What the road says about longing and why we should listen.
Ragusa, Sicily

What the road says about longing and why we should listen.

Steve

While in Sicily we developed this habit of taking short videos from the passenger seat of the roads we were traveling. We had no intention behind it, other than perhaps we believed that this journey and our time alone together, on these particular roads, would lead us to somewhere special. A place. An idea. A reckoning of sorts to the questions of place, purpose and longing we’d each carried with us from America: Where? How? When? If?

Sicily has a long history of colonization by outsiders who had arrived on its shores,—much like the two of us had, only with violence and conquering on their minds—with the fantasies of belonging that cause one to act with bold audacity. We each arrived, whatever the reason, with our own unique sets of knowledge, life histories and experiences on hand to inform and direct us. Cuisine. Language. Art and religion. Architecture.

Take just the roads, for instance. When the Romans came, they maintained those left by the Greeks, but when they were displaced by the Germans, four hundred years later, who had no sense of how to care for them, they returned to just being foot paths.

“Life is a succession of lessons which must be lived to be understood.”
― Ralph Waldo Emerson

The Necropolis of Pantalica

With such upheaval, it could be our efforts to make a visual record of the roads was merely an effort to document and understand just how different they were to one another, influenced as such by so many different cultures. For centuries, in fact, most of the roads and byways throughout the island, especially inland, were simply foot paths hammered again and again into the dirt by peaceful humans walking alongside their mules or donkeys or horses, often in response to, or in spite of, another marauding army and their unquenchable thirst for war.

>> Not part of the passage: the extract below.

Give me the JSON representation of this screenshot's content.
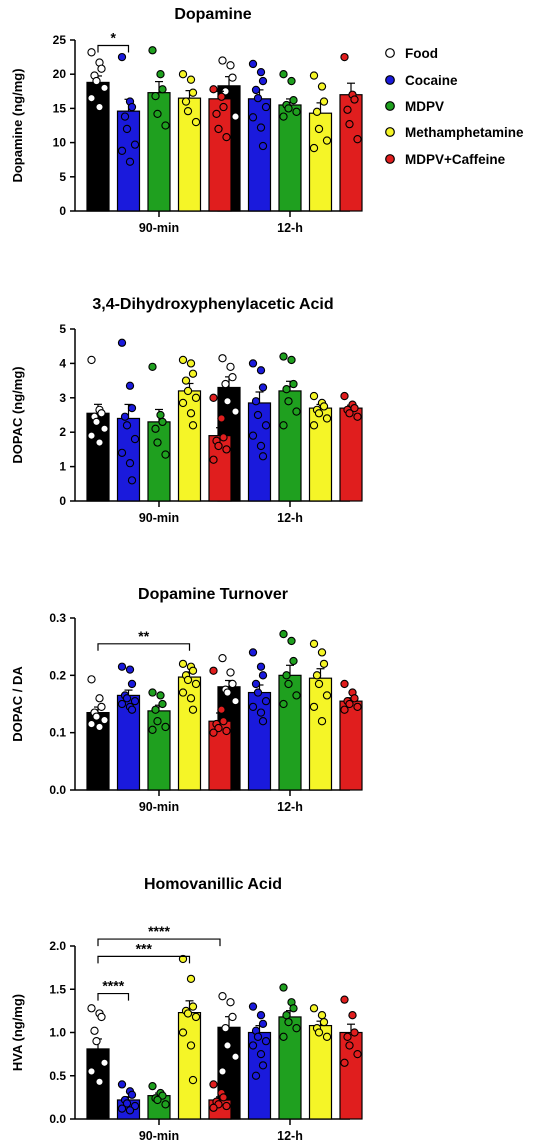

Like their roads, early Sicilians themselves are a reflection of this history of invasion. They lived on an island, there was nowhere to run. So they did what they had to by closing off their true selves, depriving the enemy the heart of the people, and opened instead to the interests of the invader in order just to survive. Sometimes that meant having a road that would accommodate a cart and other times it meant being content with just having a passable dirt path.

Consider this: You’re traveling along an unfamiliar road. You have some idea where it’s headed, but generally-speaking you’re not sure what’s waiting around the next bend, which to your surprise you discover is a barricade. There’s no apparent reason for the barricade and no recommended detour. Do you sit there and rage with all your angry self at the absurdity of the situation—at least they could've provided an arrow, at the very minimum, to identify a secondary option for reaching your destination. No. There are many roads now in Sicily. Rarely does only one lead to only one place.

So you don’t just sit there fuming at the shitty state of affairs. You accept the situation, as the Sicilians did generations ago, and relinquish any sense of control in your immediate future, and you cling to, instead, what you know to be true and ask yourself the question: Where is it I’m wanting to get to?

And then you head in that general direction. If it lies to the East, you take the path headed East. If it’s North, you go North. If you’re not sure, or if there is no obvious path, you take whichever one your gut is telling you to take. The important thing is that you don’t sit there, but keep moving. Even if it is backward, because when you know where you’re going, even to those places locked deep in your heart, you'll find any number of ways to arrive there.

When I look back over the video of the roads we travelled, I find not just a pleasant memory of our visit, but with every twist and turn, every rise and fall, every majestic vista, I see the story of life unfolding. My life. Franca’s life. The lives of our children. It’s not always straight, nor easily understood, and often it’s quite chaotic, but it is truly a fantastic story.